Novel, that the we had become just him fixing things. That was the thing: he had no choice. Nothing would change if he didn’t stop this in its tracks.

 

 

2


NADEZHDA LAPTEVA


A goddess of winter knows the taste of bitter cold and broken bones, of frozen ground choking out life. A goddess of death knows vengeance and the burning hatred that fuels the wars of men. Marzenya is benevolent—when she wishes—but cruelty sits easier upon her shoulders.

—Codex of the Divine, 399:30

 

There were a surprising number of Tranavian holy texts for the last—maybe the last?—hopefully not the last because she had failed so utterly—cleric of Kalyazin to read as she bided her time, captive in the heart of Tranavia.

Not captive, technically, Serefin would chide, you just shouldn’t leave.

The definition of a captive, then, she would reply, but she understood. Nadya was in constant danger the longer she remained in Grazyk, but staying in the palace kept her within Serefin’s fragile sphere of protection. Granted, protection he seemed puzzled at extending to her. She had no magic and wouldn’t survive the journey through Tranavia to make it home. The well of power she had touched had either dried up or had never been truly hers. And as much as she hated it, she lingered, hoping for the return of the sad, broken boy who had brought her here. She was frustrated with how much hope she felt every time she asked Serefin if he had news and how quickly it crumbled when he told her no.

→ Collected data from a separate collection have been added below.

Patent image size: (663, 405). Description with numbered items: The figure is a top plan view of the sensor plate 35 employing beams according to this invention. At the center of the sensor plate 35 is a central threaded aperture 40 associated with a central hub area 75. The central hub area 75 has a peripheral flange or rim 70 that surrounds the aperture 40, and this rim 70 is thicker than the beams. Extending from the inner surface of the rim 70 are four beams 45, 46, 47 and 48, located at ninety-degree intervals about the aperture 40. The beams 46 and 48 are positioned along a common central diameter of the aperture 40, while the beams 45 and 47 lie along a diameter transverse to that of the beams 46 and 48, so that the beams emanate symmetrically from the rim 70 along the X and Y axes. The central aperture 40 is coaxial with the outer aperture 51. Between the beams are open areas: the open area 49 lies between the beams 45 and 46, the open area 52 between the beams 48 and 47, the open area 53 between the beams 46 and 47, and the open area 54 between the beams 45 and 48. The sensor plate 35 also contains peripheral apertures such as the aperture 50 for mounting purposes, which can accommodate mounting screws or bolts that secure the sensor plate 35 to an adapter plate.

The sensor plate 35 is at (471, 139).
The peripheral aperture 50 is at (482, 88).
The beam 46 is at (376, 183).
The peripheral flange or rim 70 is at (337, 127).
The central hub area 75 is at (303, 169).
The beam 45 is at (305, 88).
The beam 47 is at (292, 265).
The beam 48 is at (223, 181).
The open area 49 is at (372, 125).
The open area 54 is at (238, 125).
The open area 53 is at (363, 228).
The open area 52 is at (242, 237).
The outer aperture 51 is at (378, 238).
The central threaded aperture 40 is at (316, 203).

Why should she hope for the boy who had betrayed her so completely? Her fury had tempered to a numb ache as months of silence passed. She had no more anger left in her to fight Serefin, much less Malachiasz’s ghost.

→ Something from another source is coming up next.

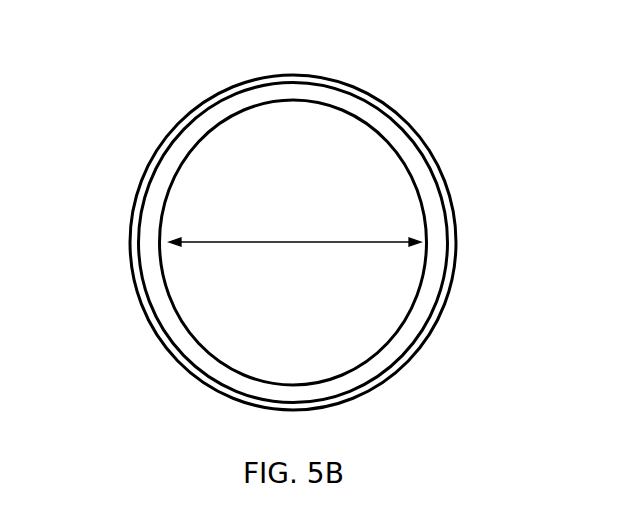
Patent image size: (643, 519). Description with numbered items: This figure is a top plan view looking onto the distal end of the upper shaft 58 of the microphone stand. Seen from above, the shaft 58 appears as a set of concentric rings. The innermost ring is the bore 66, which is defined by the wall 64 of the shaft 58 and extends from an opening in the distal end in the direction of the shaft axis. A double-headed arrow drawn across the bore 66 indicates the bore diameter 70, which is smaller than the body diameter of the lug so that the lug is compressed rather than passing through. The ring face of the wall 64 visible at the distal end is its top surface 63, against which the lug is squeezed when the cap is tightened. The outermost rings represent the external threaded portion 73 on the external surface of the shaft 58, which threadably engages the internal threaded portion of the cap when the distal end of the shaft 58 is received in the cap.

So she skulked around the palace and dragged what religious texts she could find up into the little corner alcove. None of them were particularly helpful. Her gods were her gods, as it was, and there was little a book written centuries ago by a Tranavian priest could inform her that she didn’t already know.

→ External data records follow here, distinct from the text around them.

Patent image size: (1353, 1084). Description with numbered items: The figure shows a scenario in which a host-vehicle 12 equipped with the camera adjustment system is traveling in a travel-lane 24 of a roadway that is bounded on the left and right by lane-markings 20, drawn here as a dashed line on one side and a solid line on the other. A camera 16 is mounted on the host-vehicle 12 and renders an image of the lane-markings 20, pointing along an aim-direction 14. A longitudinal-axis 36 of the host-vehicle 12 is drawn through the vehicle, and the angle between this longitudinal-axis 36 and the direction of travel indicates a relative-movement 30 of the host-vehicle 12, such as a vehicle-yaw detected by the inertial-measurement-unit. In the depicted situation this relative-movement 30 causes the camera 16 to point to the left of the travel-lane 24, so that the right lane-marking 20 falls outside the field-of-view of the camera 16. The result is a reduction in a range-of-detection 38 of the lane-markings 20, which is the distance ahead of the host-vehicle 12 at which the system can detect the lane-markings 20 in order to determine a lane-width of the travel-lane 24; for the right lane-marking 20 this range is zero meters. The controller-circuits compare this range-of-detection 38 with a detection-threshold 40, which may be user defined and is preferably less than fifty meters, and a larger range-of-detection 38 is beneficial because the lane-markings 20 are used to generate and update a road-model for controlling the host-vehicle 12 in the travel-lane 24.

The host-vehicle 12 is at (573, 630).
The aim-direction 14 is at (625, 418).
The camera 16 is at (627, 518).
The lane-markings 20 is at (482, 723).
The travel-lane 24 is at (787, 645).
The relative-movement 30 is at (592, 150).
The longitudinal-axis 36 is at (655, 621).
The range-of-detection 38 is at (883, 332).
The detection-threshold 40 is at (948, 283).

But there were occasional glimmers among the pages of what she was missing, hints at why she had failed so fully. Why the gods no longer spoke to her, and how a boy twisted into the form of a monster was able to tear himself into pieces and reassemble in the shape of something potentially divine.

At times the books she found spoke of old religious sects and saints Nadya did not know. How many clerics had been abandoned like Nadya? Her heart would be broken, she thought, if there was anything left of it to break.

After Serefin wandered off, clearly no closer to a decision than before, she left the library—abandoning the pile of obscure, ultimately forbidden texts stacked in the alcove. She hid the ladder in a random part of the room every day. As yet no one had disturbed her ever-growing stacks, but she was caught in a silent war with the old librarian who perpetually acted like someone using the library was the worst thing that could possibly happen to him.

“There you are!” Parijahan tugged Nadya away from the direction of the kitchens where she had been planning on smuggling out some bread and cheese, and toward her chambers. “There is a court dinner tonight and you must attend.”